Yeah AI sucks but could you imagine they take advantage of it in a good way? Like full conversations with NPCs either by voice or keyboard input. Give a NPC a personality and provide what information they know and it's the player that needs to interrogate them and get the info out of the NPC. They don't need to give them a full AI but like if you want to play as a charming hunk you could sweet talk the NPC or if you are a brute you could threaten them and get responses based on exactly what you said.
Additionally they could add a AI level difficulty where the mobs could adapt. Tell the mobs to survive at any cost.
Could maybe make a mod that bridges Skyrim to something like KoboldAI.
I don't think that we're there yet in reasonable performance terms, though. Or technically.
And I'm not sold that there's enough of a corpus of text to work with for even the existing mechanisms to chew on. Like, I can make an LLM that generates text that sounds like everyday American English because I have a huge corpus of that to train on. But I don't have a huge corpus of text of what, say, a elven archer sounds like.
I have AMD's RX 7900 XT. Even when that thing is doing zero 3D work, as it would likely be doing in a game, existing software doesn't permit for convincing text generation in real-time.

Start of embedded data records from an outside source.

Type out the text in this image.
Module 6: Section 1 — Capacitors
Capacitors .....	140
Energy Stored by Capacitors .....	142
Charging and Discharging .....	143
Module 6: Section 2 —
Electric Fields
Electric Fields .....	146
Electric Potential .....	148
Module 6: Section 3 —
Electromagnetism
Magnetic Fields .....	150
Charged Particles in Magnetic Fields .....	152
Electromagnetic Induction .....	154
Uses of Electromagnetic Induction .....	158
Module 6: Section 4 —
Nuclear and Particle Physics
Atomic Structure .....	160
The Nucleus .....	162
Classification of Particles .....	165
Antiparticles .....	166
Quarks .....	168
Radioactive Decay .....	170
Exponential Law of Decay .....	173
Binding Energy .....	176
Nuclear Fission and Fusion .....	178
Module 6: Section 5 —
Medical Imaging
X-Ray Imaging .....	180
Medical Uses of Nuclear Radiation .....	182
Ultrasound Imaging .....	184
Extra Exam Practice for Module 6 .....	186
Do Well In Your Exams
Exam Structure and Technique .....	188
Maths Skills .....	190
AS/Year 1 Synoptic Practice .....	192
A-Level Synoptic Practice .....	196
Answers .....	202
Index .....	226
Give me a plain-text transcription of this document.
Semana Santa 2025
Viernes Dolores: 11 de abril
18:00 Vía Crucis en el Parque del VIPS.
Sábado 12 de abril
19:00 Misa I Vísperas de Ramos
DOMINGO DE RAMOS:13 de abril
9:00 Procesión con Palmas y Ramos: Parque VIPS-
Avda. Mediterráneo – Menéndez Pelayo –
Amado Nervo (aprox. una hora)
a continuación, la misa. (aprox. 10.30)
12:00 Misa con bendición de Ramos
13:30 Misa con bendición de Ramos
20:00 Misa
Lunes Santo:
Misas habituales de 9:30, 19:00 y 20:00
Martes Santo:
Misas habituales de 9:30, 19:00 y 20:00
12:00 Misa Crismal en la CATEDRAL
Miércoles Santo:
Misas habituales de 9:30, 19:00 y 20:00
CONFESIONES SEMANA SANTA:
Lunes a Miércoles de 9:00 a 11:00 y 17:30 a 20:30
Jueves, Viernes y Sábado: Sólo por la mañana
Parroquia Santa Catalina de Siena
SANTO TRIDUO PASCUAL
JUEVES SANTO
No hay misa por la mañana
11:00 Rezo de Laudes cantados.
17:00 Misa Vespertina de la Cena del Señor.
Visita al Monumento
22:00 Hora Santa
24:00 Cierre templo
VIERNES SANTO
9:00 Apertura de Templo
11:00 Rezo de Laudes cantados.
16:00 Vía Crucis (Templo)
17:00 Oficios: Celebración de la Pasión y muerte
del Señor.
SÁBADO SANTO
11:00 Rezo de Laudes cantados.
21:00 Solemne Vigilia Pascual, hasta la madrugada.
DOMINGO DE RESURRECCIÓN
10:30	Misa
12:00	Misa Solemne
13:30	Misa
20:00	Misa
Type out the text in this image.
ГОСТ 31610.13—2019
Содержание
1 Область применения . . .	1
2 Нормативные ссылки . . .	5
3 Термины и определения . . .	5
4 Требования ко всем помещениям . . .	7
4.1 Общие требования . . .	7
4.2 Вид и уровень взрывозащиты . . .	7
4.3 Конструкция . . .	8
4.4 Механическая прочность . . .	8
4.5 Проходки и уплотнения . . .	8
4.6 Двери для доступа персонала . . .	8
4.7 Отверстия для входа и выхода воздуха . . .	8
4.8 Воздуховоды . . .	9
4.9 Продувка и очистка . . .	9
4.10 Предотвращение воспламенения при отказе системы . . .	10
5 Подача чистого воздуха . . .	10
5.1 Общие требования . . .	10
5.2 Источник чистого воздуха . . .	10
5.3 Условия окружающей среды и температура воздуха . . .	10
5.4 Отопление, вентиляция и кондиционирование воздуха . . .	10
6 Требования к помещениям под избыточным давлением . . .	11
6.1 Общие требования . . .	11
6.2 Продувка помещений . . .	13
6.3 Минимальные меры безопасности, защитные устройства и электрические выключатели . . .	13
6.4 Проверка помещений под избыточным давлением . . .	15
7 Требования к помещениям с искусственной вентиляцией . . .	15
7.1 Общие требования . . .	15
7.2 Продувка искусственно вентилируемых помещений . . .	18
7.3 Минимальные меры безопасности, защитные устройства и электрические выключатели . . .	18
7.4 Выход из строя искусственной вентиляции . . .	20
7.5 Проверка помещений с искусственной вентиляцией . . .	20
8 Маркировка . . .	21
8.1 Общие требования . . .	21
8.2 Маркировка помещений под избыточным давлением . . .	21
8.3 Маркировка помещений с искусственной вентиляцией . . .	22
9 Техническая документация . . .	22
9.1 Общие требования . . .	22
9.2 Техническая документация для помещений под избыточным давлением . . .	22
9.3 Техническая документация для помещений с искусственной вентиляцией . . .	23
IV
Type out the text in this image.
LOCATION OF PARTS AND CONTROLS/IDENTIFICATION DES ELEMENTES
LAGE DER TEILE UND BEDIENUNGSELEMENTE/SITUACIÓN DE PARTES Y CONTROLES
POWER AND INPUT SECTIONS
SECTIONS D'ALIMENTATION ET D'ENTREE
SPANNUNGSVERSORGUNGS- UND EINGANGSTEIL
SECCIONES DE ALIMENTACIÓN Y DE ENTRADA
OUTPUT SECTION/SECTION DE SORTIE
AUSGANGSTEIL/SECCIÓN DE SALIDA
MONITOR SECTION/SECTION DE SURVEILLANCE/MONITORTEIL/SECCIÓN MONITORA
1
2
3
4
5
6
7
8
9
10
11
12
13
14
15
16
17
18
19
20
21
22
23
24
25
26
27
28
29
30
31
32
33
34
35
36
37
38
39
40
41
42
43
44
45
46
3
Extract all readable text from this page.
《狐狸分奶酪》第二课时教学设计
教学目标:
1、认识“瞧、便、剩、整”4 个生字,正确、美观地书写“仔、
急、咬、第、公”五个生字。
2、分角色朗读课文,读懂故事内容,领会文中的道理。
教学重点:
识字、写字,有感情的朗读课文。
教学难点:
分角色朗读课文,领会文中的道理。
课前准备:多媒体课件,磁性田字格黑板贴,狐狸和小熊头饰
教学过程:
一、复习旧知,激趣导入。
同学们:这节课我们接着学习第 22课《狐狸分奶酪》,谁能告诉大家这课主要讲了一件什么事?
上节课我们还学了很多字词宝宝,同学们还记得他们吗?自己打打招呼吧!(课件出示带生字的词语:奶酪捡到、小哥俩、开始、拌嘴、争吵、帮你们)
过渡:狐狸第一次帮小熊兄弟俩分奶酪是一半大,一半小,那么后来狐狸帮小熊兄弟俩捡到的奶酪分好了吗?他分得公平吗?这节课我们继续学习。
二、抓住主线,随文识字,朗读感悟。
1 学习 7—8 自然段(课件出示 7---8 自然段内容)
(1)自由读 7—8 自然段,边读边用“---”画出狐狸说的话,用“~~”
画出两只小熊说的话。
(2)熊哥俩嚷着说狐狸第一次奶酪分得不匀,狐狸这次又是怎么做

Unless you want to exclude them, console players don't have a great text input mechanism. Well, I think that they can use Bluetooth keyboards, but I'd bet that only a tiny portion of people have those set up.
And I'm not sure that existing AI techniques are necessarily great at producing interesting content. Procedural content in games historically has often felt kind of flat and samish -- the fact that your game has 65,535 procedurally-generated star systems isn't the same as having them hand-crafted, not yet at any rate. Starfield caught criticism because the procedural content didn't feel that interesting.
Like, I agree that technically, the ability to converse as a human does would be pretty potentially neat. But I think that we're not at the point, either from a hardware or software standpoint, where that's ready.